Message
Beyinde sağ ve sol yarımküreler birbirine benzese de tıpatıp aynı değildir. İnsanlarda belirli bir dili konuşmak için gerekli becerinin çoğunu sağlayan sol yarımküre, hissettiklerini sözcüklere dökebilirken, suskun olan sağ yarımkürenin düşüncelerini iletmesinin tek yolu, sol ele işaret etme, uzanma, yazma komutlarını vermesidir. Bu gerçek, öykülerin geriye dönük biçimde üretilmesini konu edinen bir deneye kapı aralar. 1978’de Michael Gazzaniga ve Joseph LeDoux isimli araştırmacılar, bir ayrık beyin hastasının sol yarımküresine anlık olarak bir tavuk pençesi resmi, sağ yarımküresine de yine anlık bir karlı kış manzarası resmi gösterdiler. Hastadan daha sonra gördüğü şeyi temsil eden kartlara işaret etmesi istendi. Hastanın sağ eli, üzerinde tavuk resmi olan, sol eli de bir kar küreğini gösteren resme işaret etti. Araştırmacılar, ona neden küreği işaret ettiğini sordular. Hatırlayın ki hastanın sol (yani dil becerisinden sorumlu olan) yarımküresi, yalnızca tavukla ilgili bilgiye sahipti; başka bir şeye değil. Ama yine sol yarımküre, hiç sektirmeden bir öykü kurgulayıvermişti bile: “Çok basit. Tavuk pençesi, tavukla eşleşir, kümesi temizlemek için de küreğe ihtiyaç duyarsınız.” Beynin bir parçası bir seçim yaparsa, diğer parçalar buna gerekçe bulmak için hızla öykü üretebilir. Eğer sağ (yani dille ilgili olmayan) yarımküreye “Yürü” komutunu gösterirseniz, hasta kalkıp yürümeye başlayacaktır. Onu durdurup neden gittiğini soracak olursanız da, bir gerekçe uydurmaya çalışan sol yarımküresi “bir su alıp gelecektim” gibilerinden bir şey söyleyecektir ona.

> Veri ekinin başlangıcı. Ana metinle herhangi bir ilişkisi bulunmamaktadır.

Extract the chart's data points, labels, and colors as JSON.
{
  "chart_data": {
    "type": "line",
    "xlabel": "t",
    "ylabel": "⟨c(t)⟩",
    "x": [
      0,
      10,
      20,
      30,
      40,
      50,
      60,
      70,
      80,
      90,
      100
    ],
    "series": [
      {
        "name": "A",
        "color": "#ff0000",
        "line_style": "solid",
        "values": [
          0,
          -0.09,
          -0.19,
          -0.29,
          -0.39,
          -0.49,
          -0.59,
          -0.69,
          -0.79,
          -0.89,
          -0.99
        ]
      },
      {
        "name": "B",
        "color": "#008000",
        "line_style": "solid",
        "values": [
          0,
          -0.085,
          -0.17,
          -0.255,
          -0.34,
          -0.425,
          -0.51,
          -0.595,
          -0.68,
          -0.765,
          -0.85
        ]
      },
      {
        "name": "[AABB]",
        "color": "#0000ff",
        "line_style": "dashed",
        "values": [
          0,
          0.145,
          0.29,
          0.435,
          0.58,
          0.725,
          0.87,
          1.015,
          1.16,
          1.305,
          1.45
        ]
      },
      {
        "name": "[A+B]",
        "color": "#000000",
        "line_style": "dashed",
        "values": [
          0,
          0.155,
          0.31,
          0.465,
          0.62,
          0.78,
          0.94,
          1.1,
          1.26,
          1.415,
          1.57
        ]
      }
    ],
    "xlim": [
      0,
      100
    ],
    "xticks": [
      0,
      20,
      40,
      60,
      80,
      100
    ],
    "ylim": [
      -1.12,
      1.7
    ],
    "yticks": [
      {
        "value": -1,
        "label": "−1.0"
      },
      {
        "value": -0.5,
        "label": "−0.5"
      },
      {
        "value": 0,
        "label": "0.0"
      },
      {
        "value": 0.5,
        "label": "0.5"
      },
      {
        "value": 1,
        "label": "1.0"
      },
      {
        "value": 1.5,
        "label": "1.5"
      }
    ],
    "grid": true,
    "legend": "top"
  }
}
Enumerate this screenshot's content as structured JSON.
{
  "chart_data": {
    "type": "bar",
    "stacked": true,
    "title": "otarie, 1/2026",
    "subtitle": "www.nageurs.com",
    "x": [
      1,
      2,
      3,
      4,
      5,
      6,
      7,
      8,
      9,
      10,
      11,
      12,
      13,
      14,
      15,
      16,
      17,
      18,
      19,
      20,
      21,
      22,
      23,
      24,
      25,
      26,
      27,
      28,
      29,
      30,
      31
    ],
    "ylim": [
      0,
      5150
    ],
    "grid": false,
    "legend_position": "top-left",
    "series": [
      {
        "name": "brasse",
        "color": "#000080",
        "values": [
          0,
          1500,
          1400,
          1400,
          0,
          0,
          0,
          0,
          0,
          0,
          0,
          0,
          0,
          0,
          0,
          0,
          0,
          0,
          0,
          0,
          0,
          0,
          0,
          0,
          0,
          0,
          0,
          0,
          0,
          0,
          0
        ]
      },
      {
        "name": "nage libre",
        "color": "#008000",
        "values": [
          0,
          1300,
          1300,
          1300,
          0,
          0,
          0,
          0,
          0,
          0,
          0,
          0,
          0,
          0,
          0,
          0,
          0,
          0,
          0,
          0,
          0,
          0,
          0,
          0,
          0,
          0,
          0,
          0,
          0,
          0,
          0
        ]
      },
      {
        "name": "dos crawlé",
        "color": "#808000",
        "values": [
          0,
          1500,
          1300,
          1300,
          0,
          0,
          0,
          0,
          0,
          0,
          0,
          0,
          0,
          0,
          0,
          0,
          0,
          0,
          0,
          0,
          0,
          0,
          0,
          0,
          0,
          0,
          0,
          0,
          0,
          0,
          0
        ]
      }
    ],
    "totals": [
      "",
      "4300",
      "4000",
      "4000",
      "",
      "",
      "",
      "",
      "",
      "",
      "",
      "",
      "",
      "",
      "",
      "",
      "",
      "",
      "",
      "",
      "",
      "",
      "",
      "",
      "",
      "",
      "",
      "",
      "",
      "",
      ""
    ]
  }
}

Gazzaniga ve LeDoux tavuk/kürek deneyi ardından sol yarımkürenin, vücudun hareket ve davranışlarını önce izleyen, sonra da bunlara tutarlı bir öykü atayan bir "yorumcu" olarak iş gördüğü sonucuna vardılar. Sol yarımküre, normal ve hasarsız beyinlerde bile böyle çalışır üstelik. Gizlenmiş programlar hareketleri yönlendirir, sol yarımküre de gerçekler atfederek bunları doğrular. Bu geriye dönük öykü anlatımı olgusu, kendi tavır ve duygularımızı, yine kendi davranışlarımıza ilişkin gözlemlerimizden yaptığımız çıkarsamalar yoluyla bilebildiğimize işaret eder; en azından kısmen. Gazzaniga'nın ifadesiyle "Bütün bu bulgular, sol yarımküredeki yorumlayıcı mekanizmanın, olaylara anlam verebilmek için sürekli olarak sıkı biçimde çalıştığını gösterir. Bu mekanizma, her zaman düzen ve mantık arayışındadır; öyle olmadığı zamanlarda bile. Bu da onun sürekli hata yapmasına neden olur.
Bu kurgulama süreci, yalnızca ayrık beyin hastalarıyla sınırlı değildir. Onlarınki gibi sizin beyniniz de vücudunuzun hareketlerini yorumlar ve bu bağlamda öyküler kurgular. Psikologlar, bir şey okurken bir yandan da bir kalemi dişleriniz arasında tutarsanız, okuduğunuz şeyi daha komik bulduğunuzu keşfetmişlerdir. Bunun nedeni, beynin yorumunun yüzündeki gülümsemeden etkilenmesidir. Kambur durmak yerine dik oturursanız, kendinizi daha mutlu hissedersiniz. Beyniniz, ağız ve omurganızın yaptığı bu hareketlerin, sizin neşenizden kaynaklandığını varsayar.